Which was I, a good Christian? or a contemptible fool? I went back once more to my chair, and determined to give him a last chance.
"That's kind," he said. "You encourage me; you show me that I am worth trying again. I had a generous impulse in this room, yesterday. It might have been something better than an impulse--if I had not had another temptation set straight in my way."
"What temptation?" I asked.
"Oscar's letter has told you: Oscar himself put the temptation in my way.
You must have seen it."
"I saw nothing of the sort."
"Doesn't he tell you that I offered to leave Dimchurch for ever? I meant it. I saw the misery in the poor fellow's face, when Grosse and I were leading Lucilla out of the room. With my whole heart, I meant it. If he had taken my hand, and had said Good-bye, I should have gone. He wouldn't take my hand. He insisted on thinking it over by himself. He came back, resolved to make the sacrifice, on his side----"
"Why did you accept the sacrifice?"
"Because he tempted me."
"Tempted you?"
"Yes! What else can you call it--when he offered to leave me free to plead my own cause with Lucilla? What else can you call it--when he showed me a future life, which was a life with Lucilla? Poor, dear, generous fellow, he tempted me to stay when he ought to have encouraged me to go. How could I resist him? Blame the passion that has got me body and soul: don't blame _me!_"

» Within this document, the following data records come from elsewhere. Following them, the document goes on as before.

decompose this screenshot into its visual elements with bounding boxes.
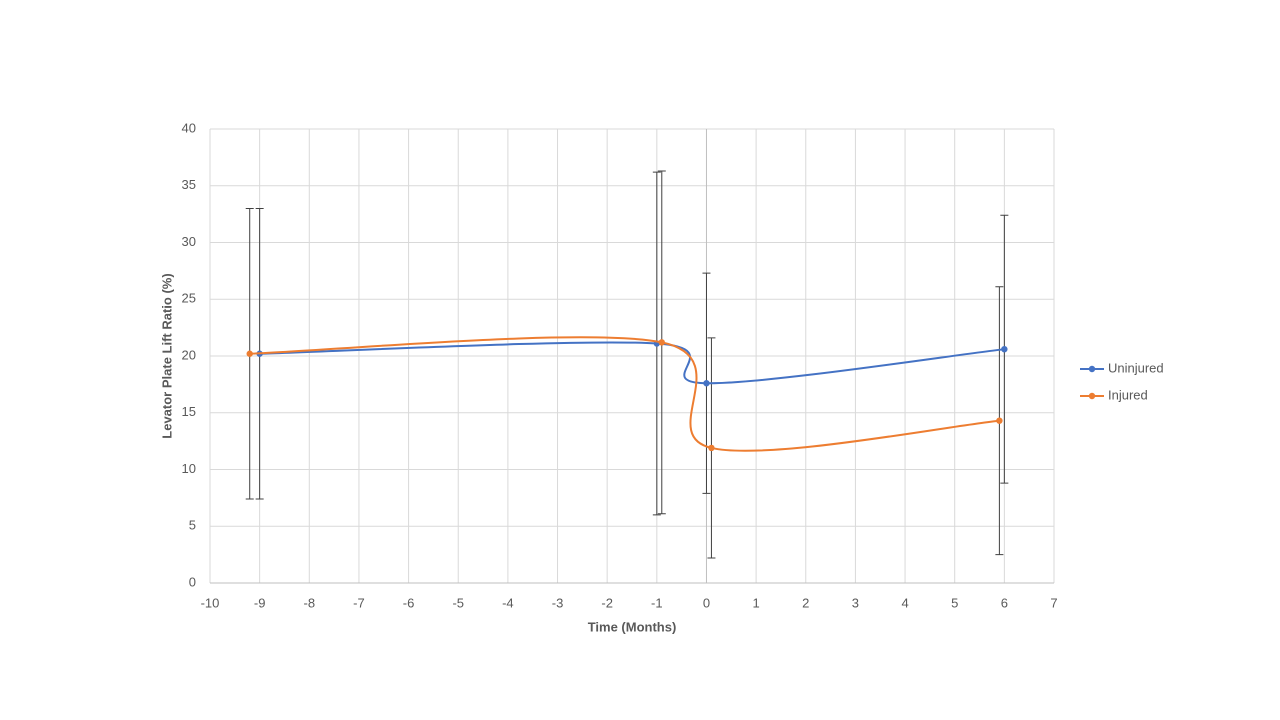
legend-label: Injured xyxy=(1108,387,1148,402)
data-point xyxy=(708,444,715,452)
y-tick-label: 40 xyxy=(182,120,196,135)
x-axis-title: Time (Months) xyxy=(588,619,677,634)
x-tick-label: 3 xyxy=(852,595,859,610)
x-tick-label: 4 xyxy=(901,595,908,610)
data-point xyxy=(1001,345,1008,353)
data-point xyxy=(246,350,253,357)
x-tick-label: -6 xyxy=(403,595,415,610)
x-tick-label: -4 xyxy=(502,595,514,610)
x-tick-label: 1 xyxy=(753,595,760,610)
legend-marker xyxy=(1088,392,1096,400)
x-tick-label: -10 xyxy=(201,595,220,610)
x-tick-label: 0 xyxy=(703,595,710,610)
y-tick-label: 25 xyxy=(182,291,196,306)
y-tick-label: 10 xyxy=(182,461,196,476)
y-tick-label: 0 xyxy=(189,574,196,589)
x-tick-label: -2 xyxy=(601,595,613,610)
x-tick-label: -9 xyxy=(254,595,266,610)
x-tick-label: 6 xyxy=(1001,595,1008,610)
x-tick-label: 2 xyxy=(802,595,809,610)
x-tick-label: -3 xyxy=(552,595,564,610)
data-point xyxy=(658,339,665,346)
x-tick-label: 7 xyxy=(1050,595,1057,610)
y-tick-label: 20 xyxy=(182,347,196,362)
y-tick-label: 15 xyxy=(182,404,196,419)
legend-label: Uninjured xyxy=(1108,360,1164,375)
y-tick-label: 35 xyxy=(182,177,196,192)
x-tick-label: -8 xyxy=(304,595,316,610)
legend-marker xyxy=(1088,365,1096,373)
x-tick-label: -1 xyxy=(651,595,663,610)
y-tick-label: 30 xyxy=(182,234,196,249)
series-line xyxy=(249,336,1000,452)
data-point xyxy=(703,380,710,387)
x-tick-label: 5 xyxy=(951,595,958,610)
y-tick-label: 5 xyxy=(189,518,196,533)
x-tick-label: -7 xyxy=(353,595,365,610)
x-tick-label: -5 xyxy=(452,595,464,610)
y-axis-title: Levator Plate Lift Ratio (%) xyxy=(159,273,174,438)
data-point xyxy=(996,417,1003,424)
series-line xyxy=(259,341,1005,385)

I looked at the book on the table--the book that he had been reading when I entered the room. These sophistical confidences of his were nothing but Rousseau at second hand. Good! If he talked false Rousseau, nothing was left for me but to talk genuine Pratolungo. I let myself go--I was just in the humour for it.
"How can a clever man like you impose on yourself in that way?" I said.

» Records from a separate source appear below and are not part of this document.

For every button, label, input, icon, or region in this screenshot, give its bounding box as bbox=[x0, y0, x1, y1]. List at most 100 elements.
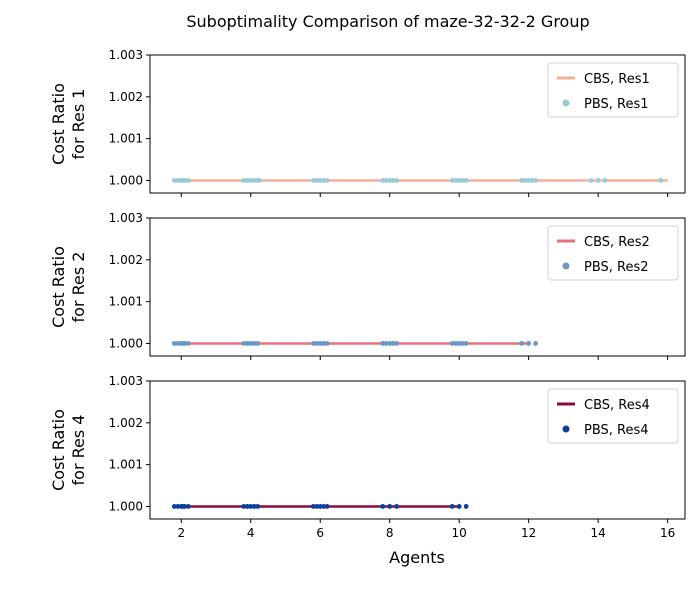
y-axis-title: Cost Ratiofor Res 1 bbox=[49, 83, 88, 165]
panel-1: 1.000 1.001 1.002 1.003 Cost Ratiofor Res 1 C… bbox=[49, 48, 686, 197]
y-tick-label: 1.002 bbox=[109, 416, 143, 430]
data-point bbox=[185, 504, 191, 509]
legend: CBS, Res1 PBS, Res1 bbox=[547, 62, 679, 118]
data-point bbox=[251, 504, 257, 509]
data-point bbox=[244, 178, 250, 183]
legend-label: CBS, Res2 bbox=[584, 235, 650, 250]
data-point bbox=[182, 341, 188, 346]
data-point bbox=[317, 178, 323, 183]
data-point bbox=[241, 341, 247, 346]
legend-label: CBS, Res4 bbox=[584, 398, 650, 413]
data-point bbox=[526, 341, 532, 346]
data-point bbox=[317, 341, 323, 346]
data-point bbox=[390, 341, 396, 346]
legend-marker-swatch bbox=[562, 425, 570, 433]
legend-marker-swatch bbox=[562, 262, 570, 270]
plot-frame bbox=[149, 380, 686, 520]
data-point bbox=[314, 178, 320, 183]
data-point bbox=[182, 178, 188, 183]
data-point bbox=[387, 341, 393, 346]
data-point bbox=[171, 504, 177, 509]
data-point bbox=[602, 178, 608, 183]
data-point bbox=[390, 178, 396, 183]
data-point bbox=[456, 341, 462, 346]
data-point bbox=[321, 504, 327, 509]
x-tick-label: 12 bbox=[521, 526, 536, 540]
data-point bbox=[241, 178, 247, 183]
x-tick-label: 10 bbox=[452, 526, 467, 540]
data-point bbox=[460, 178, 466, 183]
data-point bbox=[324, 178, 330, 183]
y-axis-title: Cost Ratiofor Res 4 bbox=[49, 409, 88, 491]
data-point bbox=[182, 504, 188, 509]
y-tick-label: 1.003 bbox=[109, 211, 143, 225]
y-tick-label: 1.000 bbox=[109, 499, 143, 513]
data-point bbox=[453, 178, 459, 183]
y-tick-label: 1.000 bbox=[109, 173, 143, 187]
x-tick-label: 2 bbox=[177, 526, 185, 540]
x-tick-label: 6 bbox=[316, 526, 324, 540]
data-point bbox=[241, 504, 247, 509]
data-point bbox=[456, 178, 462, 183]
data-point bbox=[251, 341, 257, 346]
y-tick-label: 1.003 bbox=[109, 374, 143, 388]
data-point bbox=[171, 178, 177, 183]
data-point bbox=[171, 341, 177, 346]
legend-label: CBS, Res1 bbox=[584, 72, 650, 87]
data-point bbox=[380, 178, 386, 183]
data-point bbox=[383, 178, 389, 183]
y-axis-title: Cost Ratiofor Res 2 bbox=[49, 246, 88, 328]
data-point bbox=[394, 178, 400, 183]
y-tick-label: 1.001 bbox=[109, 458, 143, 472]
panels: 1.000 1.001 1.002 1.003 Cost Ratiofor Res 1 C… bbox=[49, 48, 686, 540]
data-point bbox=[321, 178, 327, 183]
data-point bbox=[463, 504, 469, 509]
data-point bbox=[248, 341, 254, 346]
data-point bbox=[522, 178, 528, 183]
data-point bbox=[533, 178, 539, 183]
data-point bbox=[460, 341, 466, 346]
data-point bbox=[595, 178, 601, 183]
data-point bbox=[588, 178, 594, 183]
plot-frame bbox=[149, 54, 686, 194]
data-point bbox=[244, 504, 250, 509]
legend: CBS, Res4 PBS, Res4 bbox=[547, 388, 679, 444]
data-point bbox=[314, 504, 320, 509]
x-tick-label: 4 bbox=[247, 526, 255, 540]
x-axis-title: Agents bbox=[389, 548, 445, 567]
legend-marker-swatch bbox=[562, 99, 570, 107]
figure-title: Suboptimality Comparison of maze-32-32-2… bbox=[186, 12, 589, 31]
data-point bbox=[248, 178, 254, 183]
data-point bbox=[255, 504, 261, 509]
data-point bbox=[185, 341, 191, 346]
data-point bbox=[658, 178, 664, 183]
data-point bbox=[463, 341, 469, 346]
data-point bbox=[251, 178, 257, 183]
legend-label: PBS, Res4 bbox=[584, 423, 649, 438]
data-point bbox=[185, 178, 191, 183]
legend-box bbox=[547, 62, 679, 118]
data-point bbox=[449, 504, 455, 509]
data-point bbox=[321, 341, 327, 346]
data-point bbox=[456, 504, 462, 509]
y-tick-label: 1.001 bbox=[109, 295, 143, 309]
data-point bbox=[324, 504, 330, 509]
data-point bbox=[380, 504, 386, 509]
legend-box bbox=[547, 388, 679, 444]
data-point bbox=[175, 341, 181, 346]
data-point bbox=[449, 341, 455, 346]
data-point bbox=[449, 178, 455, 183]
data-point bbox=[324, 341, 330, 346]
y-tick-label: 1.002 bbox=[109, 253, 143, 267]
data-point bbox=[387, 504, 393, 509]
data-point bbox=[310, 504, 316, 509]
data-point bbox=[255, 341, 261, 346]
y-tick-label: 1.000 bbox=[109, 336, 143, 350]
data-point bbox=[533, 341, 539, 346]
panel-2: 1.000 1.001 1.002 1.003 Cost Ratiofor Res 2 C… bbox=[49, 211, 686, 360]
data-point bbox=[463, 178, 469, 183]
data-point bbox=[394, 504, 400, 509]
legend-box bbox=[547, 225, 679, 281]
data-point bbox=[380, 341, 386, 346]
x-tick-label: 8 bbox=[386, 526, 394, 540]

"Your future with Lucilla? You have no future with Lucilla which is not shocking to think of. Suppose--you shall never do it, as long as I live--suppose you married her? Good heavens, what a miserable life it would be for both of you! You love your brother. Do you think you could ever really know a moment's peace, with one reflection perpetually forcing itself on your mind? 'I have cheated Oscar out of the woman whom he loved; I have wasted his life; I have broken his heart.' You couldn't look at her, you couldn't speak to her, you couldn't touch her, without feeling it all embittered by that horrible reproach. And she? What sort of wife would she make you, when she knew how you had got her? I don't know which of the two she would hate most--you or herself. Not a man would pass her in the street, who would not rouse the thought in her--'I wonder whether _he_ has ever done anything as base as what my husband has done.' Not a married woman of her acquaintance, but would make her sick at heart with envy and regret. 'Whatever faults he may have, your husband hasn't won you as my husband won me.' You happy? Your married life endurable? Come! I have saved a few pounds, since I have been with Lucilla. I will lay you every farthing I possess, you two would be separated by mutual consent before you had been six months man and wife.

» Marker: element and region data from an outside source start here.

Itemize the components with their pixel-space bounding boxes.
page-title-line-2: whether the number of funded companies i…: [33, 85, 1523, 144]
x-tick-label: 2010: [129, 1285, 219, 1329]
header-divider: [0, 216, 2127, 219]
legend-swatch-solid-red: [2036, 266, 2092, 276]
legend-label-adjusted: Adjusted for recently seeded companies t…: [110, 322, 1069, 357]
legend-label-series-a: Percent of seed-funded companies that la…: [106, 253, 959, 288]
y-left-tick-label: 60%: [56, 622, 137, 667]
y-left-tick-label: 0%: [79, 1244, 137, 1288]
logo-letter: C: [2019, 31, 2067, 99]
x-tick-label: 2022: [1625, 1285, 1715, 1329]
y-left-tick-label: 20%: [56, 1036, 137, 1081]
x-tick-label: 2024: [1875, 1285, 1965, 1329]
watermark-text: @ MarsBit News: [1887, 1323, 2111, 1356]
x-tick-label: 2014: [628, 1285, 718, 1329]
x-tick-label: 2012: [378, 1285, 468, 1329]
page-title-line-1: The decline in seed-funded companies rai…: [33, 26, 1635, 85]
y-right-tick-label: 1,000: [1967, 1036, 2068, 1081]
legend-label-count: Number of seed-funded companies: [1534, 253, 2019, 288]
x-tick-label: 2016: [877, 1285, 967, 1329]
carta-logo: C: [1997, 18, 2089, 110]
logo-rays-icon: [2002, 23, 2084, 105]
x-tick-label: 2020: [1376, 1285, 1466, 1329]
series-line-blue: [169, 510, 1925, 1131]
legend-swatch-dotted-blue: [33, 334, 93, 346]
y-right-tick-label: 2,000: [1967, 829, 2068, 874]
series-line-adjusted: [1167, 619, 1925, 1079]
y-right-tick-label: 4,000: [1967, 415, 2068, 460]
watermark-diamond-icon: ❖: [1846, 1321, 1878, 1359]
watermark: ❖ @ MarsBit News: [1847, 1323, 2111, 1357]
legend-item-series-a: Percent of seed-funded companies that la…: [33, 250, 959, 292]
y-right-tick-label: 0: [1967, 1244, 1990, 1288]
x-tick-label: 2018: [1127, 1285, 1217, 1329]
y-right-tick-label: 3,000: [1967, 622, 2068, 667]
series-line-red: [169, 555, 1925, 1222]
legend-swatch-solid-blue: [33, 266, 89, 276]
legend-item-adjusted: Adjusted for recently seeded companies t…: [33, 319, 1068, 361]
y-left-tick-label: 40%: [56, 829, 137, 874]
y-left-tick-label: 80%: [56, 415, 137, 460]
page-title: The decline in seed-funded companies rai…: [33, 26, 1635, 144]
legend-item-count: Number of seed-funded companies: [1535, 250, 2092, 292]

_Now,_ which will you do? Will you start for the Continent, or stay here?
Will you bring Oscar back, like an honorable man? or let him go, and disgrace yourself for ever?"
His eyes sparkled; his color rose. He sprang to his feet, and unlocked the door. What was he going to do? To start for the Continent, or to turn me out of the house?
He called to the servant.
"James!"
"Yes, sir?"
"Make the house fast when Madame Pratolungo and I have left it. I am not coming back again."
"Sir!"
"Pack my portmanteau, and send it after me to-morrow, to Nagle's Hotel, London."
He closed the door again, and came back to me.